Das Brucktor von Süden

Das Brucktor, das Stadttor an der Innbrücke, auch Turm bei dem Fleischhaus (1415/16) und Inntor (1703) genannt, ist ein quadratischer, innen fünfgeschossiger Torturm mit Zinnen, der von den breiten Gebäudeblöcken des bündig ansetzenden ehemaligen Spitals (westlich) und des leicht vorspringenden ehemaligen Fleischhauses (östlich)[1] flankiert wird.

Geschichte / Baugeschichte

Die Innbrücke wird zum ersten Mal um 1204 erwähnt.[2] Damit ist wohl auch vom Vorhandensein des Brucktors auszugehen.

Nachdem die Stadtmauer hier etwas weiter nördlich verläuft (im Bereich der Südwand der Spitalkirche), ist davon auszugehen, dass sich das erste Tor ebenfalls etwas weiter nördlich, landeinwärts befand.

1374 erfolgte angeblich ein Neubau des Brucktors, es handelt sich aber nur um eine Erwähnung.[3]

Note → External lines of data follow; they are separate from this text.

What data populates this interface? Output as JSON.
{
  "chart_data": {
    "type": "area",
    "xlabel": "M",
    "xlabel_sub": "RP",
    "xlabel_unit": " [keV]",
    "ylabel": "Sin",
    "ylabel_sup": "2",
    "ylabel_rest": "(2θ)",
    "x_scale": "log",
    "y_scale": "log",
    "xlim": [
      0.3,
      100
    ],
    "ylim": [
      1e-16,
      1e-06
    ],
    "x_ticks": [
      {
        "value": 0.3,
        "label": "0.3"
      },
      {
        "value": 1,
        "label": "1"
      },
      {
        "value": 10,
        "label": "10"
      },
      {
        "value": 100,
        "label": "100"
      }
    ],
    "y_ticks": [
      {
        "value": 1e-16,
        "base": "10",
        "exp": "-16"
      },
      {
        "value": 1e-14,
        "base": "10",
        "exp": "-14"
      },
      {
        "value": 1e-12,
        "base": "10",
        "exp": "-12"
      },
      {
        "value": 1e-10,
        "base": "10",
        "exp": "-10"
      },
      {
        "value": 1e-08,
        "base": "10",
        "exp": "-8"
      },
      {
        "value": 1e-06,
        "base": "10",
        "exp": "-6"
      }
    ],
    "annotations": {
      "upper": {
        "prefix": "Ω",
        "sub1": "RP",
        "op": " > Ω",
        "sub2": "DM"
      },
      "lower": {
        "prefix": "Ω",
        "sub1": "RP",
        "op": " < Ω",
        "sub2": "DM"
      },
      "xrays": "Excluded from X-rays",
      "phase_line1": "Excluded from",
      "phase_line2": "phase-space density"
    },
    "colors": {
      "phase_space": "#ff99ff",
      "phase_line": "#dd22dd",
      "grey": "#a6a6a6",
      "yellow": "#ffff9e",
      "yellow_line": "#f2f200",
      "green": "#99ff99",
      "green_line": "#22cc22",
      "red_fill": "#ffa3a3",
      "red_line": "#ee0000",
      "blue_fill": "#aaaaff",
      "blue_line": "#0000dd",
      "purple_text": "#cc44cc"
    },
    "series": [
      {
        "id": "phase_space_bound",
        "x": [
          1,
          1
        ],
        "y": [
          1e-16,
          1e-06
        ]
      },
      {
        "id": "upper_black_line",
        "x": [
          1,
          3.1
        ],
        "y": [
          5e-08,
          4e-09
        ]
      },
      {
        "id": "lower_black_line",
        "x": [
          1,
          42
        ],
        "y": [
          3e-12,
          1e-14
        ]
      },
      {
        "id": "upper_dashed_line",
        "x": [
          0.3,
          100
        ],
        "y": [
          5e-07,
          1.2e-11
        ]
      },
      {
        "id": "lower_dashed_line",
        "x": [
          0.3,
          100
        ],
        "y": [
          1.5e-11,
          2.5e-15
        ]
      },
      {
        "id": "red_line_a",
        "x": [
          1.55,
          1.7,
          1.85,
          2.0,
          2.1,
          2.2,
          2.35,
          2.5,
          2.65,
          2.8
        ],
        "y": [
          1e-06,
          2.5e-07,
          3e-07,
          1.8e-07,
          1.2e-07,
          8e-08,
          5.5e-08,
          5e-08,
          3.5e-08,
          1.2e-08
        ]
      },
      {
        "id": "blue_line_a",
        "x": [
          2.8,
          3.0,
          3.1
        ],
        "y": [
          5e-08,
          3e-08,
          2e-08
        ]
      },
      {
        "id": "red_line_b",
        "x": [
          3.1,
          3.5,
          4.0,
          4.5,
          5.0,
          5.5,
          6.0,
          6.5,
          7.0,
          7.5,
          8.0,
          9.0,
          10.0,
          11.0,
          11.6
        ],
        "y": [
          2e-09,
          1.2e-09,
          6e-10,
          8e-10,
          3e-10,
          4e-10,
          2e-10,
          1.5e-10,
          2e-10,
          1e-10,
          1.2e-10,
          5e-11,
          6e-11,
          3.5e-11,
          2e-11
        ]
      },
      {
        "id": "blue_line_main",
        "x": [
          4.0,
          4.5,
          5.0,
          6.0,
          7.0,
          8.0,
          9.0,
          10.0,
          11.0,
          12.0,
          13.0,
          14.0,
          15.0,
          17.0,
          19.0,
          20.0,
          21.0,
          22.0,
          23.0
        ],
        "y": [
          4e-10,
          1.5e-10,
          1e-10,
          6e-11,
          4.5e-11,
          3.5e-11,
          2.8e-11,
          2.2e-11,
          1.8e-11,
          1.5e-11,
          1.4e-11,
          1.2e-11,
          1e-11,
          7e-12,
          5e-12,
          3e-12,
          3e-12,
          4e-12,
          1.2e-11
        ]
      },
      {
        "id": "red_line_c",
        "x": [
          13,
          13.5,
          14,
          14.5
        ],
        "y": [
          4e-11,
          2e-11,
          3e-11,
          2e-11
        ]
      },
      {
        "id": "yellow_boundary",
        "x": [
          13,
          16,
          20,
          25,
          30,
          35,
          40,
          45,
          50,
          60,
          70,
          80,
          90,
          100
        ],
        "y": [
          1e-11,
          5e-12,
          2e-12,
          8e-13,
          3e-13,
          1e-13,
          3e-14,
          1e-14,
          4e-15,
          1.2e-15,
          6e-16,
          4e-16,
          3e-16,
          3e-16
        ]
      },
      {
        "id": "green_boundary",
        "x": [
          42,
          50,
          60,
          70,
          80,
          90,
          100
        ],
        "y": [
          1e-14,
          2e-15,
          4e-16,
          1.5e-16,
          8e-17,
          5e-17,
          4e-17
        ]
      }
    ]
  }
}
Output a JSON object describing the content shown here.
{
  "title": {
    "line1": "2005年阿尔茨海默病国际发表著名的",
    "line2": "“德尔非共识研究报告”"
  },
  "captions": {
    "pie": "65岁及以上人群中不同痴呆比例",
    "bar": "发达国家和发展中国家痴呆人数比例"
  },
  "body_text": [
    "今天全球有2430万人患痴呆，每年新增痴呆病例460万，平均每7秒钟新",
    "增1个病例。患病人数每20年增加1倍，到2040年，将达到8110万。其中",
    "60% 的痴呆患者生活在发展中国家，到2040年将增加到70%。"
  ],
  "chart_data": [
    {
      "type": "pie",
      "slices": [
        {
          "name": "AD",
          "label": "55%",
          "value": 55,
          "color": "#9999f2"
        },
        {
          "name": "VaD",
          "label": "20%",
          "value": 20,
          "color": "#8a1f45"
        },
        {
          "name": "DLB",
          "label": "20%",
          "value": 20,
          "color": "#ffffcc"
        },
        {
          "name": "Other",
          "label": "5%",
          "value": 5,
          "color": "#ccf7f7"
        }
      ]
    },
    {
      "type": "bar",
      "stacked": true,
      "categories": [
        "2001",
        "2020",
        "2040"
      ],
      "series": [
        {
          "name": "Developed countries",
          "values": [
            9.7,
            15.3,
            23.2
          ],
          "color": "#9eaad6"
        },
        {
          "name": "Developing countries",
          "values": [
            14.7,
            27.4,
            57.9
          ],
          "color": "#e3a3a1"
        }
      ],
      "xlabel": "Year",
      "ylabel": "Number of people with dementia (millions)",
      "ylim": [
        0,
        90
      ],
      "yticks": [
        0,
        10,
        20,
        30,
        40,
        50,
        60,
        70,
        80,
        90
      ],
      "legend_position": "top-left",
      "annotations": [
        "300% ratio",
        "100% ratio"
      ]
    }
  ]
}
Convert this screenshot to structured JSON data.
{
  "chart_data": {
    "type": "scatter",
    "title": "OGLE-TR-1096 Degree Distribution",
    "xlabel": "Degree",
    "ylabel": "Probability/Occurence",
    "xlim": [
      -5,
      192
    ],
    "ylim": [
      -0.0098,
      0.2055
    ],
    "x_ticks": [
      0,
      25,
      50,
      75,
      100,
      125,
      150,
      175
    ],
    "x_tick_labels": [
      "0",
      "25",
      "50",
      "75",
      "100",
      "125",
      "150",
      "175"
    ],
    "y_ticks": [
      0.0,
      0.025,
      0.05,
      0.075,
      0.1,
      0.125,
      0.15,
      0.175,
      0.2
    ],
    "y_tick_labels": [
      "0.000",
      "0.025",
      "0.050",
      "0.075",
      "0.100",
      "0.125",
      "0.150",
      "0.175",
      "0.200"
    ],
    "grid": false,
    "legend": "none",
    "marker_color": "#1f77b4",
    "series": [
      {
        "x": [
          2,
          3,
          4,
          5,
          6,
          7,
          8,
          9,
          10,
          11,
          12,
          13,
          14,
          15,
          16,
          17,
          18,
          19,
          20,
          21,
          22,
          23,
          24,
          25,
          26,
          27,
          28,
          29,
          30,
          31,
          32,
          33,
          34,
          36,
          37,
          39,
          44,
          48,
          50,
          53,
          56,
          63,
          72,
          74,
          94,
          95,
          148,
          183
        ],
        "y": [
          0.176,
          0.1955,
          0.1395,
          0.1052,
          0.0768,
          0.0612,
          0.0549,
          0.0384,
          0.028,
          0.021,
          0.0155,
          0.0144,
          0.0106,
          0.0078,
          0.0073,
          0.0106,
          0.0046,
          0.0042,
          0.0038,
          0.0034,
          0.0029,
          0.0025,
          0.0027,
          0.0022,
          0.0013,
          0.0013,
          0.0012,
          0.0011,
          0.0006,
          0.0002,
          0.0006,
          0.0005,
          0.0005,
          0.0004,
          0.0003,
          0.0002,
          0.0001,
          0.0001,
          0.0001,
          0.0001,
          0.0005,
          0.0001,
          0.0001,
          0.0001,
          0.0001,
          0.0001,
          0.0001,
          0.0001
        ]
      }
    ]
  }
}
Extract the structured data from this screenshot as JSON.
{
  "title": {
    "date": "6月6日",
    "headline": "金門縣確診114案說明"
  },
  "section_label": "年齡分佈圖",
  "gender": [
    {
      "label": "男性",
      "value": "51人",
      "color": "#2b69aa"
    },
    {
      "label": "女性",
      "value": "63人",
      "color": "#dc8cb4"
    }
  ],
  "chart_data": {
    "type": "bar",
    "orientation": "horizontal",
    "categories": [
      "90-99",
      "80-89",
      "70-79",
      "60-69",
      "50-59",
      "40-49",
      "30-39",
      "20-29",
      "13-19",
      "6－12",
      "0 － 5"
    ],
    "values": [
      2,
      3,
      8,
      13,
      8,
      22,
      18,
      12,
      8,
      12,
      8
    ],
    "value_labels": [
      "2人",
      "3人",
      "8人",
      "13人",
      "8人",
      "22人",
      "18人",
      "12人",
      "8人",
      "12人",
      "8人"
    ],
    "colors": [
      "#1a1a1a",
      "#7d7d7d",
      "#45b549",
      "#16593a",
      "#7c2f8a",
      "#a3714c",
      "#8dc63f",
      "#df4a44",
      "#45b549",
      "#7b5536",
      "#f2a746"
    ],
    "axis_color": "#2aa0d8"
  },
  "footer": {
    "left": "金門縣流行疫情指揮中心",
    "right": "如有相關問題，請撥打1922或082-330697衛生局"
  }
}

In den Jahren ab 1415 wurde das Brucktor im Rahmen der Neubefestigung Wasserburgs durch Herzog Ludwig den Gebarteten von den Bürgern der Stadt neu errichtet: „It(e)m den Turr(n)n bej dem fleischauß habent die bürg(er) auf vnnsers gnedigen herrn hertzog ludwigs n(ach) sein(er) gnad(e)n beger(e)n von new(e)m aufgepawt“.[4]

Von Mitte Oktober 1470 bis Juli 1471 erfolgte ein weiterer Neubau des Brucktors durch Meister Wolfgang [Wiser] und Meister Steffan, Stadtmeister, Zimmermann. [5] Ob es sich dabei tatsächlich um einen vollständigen Neubau oder nur um eine umfangreiche Reparatur oder Erneuerung handelte, ist nicht bekannt.

1568 erfolgte eine Bemalung der Südfassade, die vielleicht mit einer Renovierung des Brucktores einherging.

1630 wurden die Malereien der Südseite durch den Wasserburger Maler Wolfgang Pittenharter renoviert.[6]

1793 kam es vielleicht zu einer erneuten Renovierung des Brucktors (Jahreszahl an der Nordseite, heute nicht mehr sichtbar).[7]

Ansicht des Brucktors von Süden, vor 1827
Ansicht des Brucktors und der angrenzenden Gebäude von Süden, vor 1827

1827/28 wurde die Durchfahrt auf 3,80 m erweitert und erhöht und das gotische Gewölbe durch ein neues „flaches Kuppelgewölbe“ ersetzt. Vermutlich in diesem Zusammenhang erhielt das Tor an der Nordseite einen Mauerreiter für Glocken.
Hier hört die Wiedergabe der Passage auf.